Max sat up, pulled away.
He drew his legs up and draped his hands over his knees. Leaning his head against the tile wall, he looked at her, lids at half mast.
Ghostly fingers touched her nape. Cameron whispered in her ear. Tell him, Max. Tell him what happened.
She could only stare at Witt, her stomach rolling and tumbling.
Tell him. Tell me. Tell yourself, Max.
Her breath came and went, so fast she couldn’t fill her lungs, couldn’t use the air. She was suffocating. “What do expect me to say?”
“Nothing.” Witt’s eyes were a bleak gray.
He didn’t even know she wasn’t talking to him.
She went up on her knees, put her hands on the floor and tried to stand. Her legs wouldn’t support her.
“I didn’t want to know that,” she told him.
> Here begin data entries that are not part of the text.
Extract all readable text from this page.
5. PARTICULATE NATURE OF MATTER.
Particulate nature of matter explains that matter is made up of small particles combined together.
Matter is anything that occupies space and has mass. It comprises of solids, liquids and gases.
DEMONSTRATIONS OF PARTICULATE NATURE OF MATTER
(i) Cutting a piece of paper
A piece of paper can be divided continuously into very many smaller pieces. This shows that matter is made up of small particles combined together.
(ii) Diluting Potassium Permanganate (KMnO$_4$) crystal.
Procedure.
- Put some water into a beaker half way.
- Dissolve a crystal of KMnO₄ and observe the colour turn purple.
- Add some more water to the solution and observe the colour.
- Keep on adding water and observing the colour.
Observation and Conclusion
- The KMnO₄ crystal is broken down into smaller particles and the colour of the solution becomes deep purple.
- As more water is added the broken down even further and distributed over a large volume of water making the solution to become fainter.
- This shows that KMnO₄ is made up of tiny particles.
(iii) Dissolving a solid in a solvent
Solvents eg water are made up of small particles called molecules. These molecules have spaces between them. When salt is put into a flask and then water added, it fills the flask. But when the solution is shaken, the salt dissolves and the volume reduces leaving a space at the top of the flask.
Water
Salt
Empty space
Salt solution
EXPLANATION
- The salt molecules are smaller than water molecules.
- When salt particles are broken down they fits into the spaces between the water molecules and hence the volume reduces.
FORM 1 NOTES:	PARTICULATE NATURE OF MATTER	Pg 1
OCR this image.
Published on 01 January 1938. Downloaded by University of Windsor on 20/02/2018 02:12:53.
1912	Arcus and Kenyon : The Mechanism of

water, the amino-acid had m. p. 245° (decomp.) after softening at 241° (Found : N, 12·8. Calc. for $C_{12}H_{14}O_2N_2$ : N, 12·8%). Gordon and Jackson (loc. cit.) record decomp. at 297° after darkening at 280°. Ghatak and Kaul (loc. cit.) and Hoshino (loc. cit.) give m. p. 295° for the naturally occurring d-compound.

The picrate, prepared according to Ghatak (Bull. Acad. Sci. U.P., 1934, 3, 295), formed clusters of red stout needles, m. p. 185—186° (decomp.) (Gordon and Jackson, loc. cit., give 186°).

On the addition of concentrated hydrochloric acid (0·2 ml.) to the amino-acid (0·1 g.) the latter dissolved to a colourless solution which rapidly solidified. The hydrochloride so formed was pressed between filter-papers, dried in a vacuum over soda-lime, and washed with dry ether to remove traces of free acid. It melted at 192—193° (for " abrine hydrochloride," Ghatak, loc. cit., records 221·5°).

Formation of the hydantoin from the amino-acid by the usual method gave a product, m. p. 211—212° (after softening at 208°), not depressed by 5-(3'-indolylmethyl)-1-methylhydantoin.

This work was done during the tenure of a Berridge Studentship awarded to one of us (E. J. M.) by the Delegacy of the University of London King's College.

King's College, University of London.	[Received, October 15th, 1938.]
He put a hand out to her, and she shuffled away on her knees, closer to the toilet, the lid still open, ready.
“I knew you wouldn’t.”
That wasn’t true. Not at all. He’d believed she was the one person to whom he could bare his soul. Anything else, maybe. Not this. She covered her ears and closed her eyes. Hear no evil, see no evil ... remember no evil.
She couldn’t shut out Cameron’s voice. It bled through her spread fingers, amplified inside her head. Say it, Max.
“Shut up,” through clenched teeth.
Tell him now.
“Get out.” The cry ravaged her damaged throat.